A $4 million legal battle with Inland Revenue, which has been rumbling on for more than two decades, returns to court today after a recent Court of Appeal decision opened the way for a fresh action.
David Hampton, former owner of Christchurch preschool chain Chesterfields Preschools, will lodge a new judicial review at the High Court this morning against the chief executive of the IRD, and the Minister of Revenue, Todd McClay.
Mr Hampton claims that in 1994 the IRD arranged to remit accumulating penalties on unpaid taxes while waiting on a series of tax refunds dating back 22 years. Such arrangements were common at that time.
He says that the department, and its legal representatives, have failed to disclose over a period of some 10 years -- since 1996 -- computer records concerning the existence of those arrangements that he says was "clearly critical to the resolution" of his historical complaints.

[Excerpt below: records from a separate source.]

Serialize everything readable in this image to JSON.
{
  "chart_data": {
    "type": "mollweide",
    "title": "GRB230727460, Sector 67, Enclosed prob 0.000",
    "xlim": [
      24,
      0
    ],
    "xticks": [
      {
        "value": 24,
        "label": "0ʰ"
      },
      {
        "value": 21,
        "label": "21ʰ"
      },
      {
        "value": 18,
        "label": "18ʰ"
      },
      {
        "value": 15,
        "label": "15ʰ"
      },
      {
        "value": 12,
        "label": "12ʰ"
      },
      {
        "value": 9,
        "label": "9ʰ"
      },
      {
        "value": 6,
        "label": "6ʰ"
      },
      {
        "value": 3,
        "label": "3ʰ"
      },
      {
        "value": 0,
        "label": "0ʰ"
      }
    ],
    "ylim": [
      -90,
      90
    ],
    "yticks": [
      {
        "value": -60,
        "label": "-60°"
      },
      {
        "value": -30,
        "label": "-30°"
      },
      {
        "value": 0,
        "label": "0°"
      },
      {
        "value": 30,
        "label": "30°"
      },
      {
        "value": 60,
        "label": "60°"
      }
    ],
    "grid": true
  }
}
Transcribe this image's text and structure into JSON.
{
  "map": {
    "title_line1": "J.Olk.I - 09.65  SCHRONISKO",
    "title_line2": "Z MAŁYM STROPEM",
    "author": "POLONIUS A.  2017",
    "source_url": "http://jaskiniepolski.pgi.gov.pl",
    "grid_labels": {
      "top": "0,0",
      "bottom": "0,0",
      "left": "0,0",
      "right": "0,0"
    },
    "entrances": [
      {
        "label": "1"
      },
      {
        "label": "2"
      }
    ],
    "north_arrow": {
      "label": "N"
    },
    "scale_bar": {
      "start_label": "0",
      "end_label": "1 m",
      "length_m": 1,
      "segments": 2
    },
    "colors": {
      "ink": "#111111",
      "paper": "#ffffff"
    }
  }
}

"If disclosed in a timely way, to allow early resolution of [Hampton's] complaints, [it] would have prevented the accumulation of millions of dollars in penalties and subsequent enforcement action that destroyed [Hampton's] businesses while the non disclosure conduct continued," the statement of claim says.
Last September, the IRD commissioner was granted consent to pursue High Court civil proceedings against Mr Hampton.
A recent Court of Appeal misfeasance decision, involving Crown lawyers failing to properly disclose evidence, has broken the ground for the Chesterfields misfeasance case, which was cited in the judgment.
Mr Hampton hopes his judicial review will force the IRD and its lawyers into providing disclosure in a manner that is "fair and reasonable to the interests and expectations" of his case.
"The essence of the new proceeding is whether the Minister and Commissioner have statutory powers to decline to investigate credible complaints of fraud while exercising powers of collection of taxes that are the subject of those fraud complaints? I am positive that they must investigate rather than ignore the complaints," Mr Hampton said.
Mr Hampton said it had been "incredibly stressful" and he hoped his "ground-breaking" case would save other small businesses from the same 22-year "nightmare".
"There has been no clear path to resolution. It's like you've dropped down a well," he said.
"It seems unbelievable that a situation like this could have developed in New Zealand."
The long-running battle began in the mid-1990s when Hampton ran into tax troubles.
He says he was due refunds from the IRD, but while he awaited his due cash, a penalty tax bill was being racked up.
IRD officials told him that the penalties would be put on hold until he got his refunds, avoiding late-payment penalties, he says.
However, Mr Hampton, 55, says the government department in 1999 denied there was any evidence of the deal in its records and reneged on the deal, leaving him with a tax bill that spiralled out of control from 1993 to 2006 to reach $4 million in unpaid tax and late filing penalties.
For the last two decades, Mr Hampton has been fighting his predicament, which he says has cost him his business, lost profits of $3 million to $4 million, and more than $500,000 in legal fees.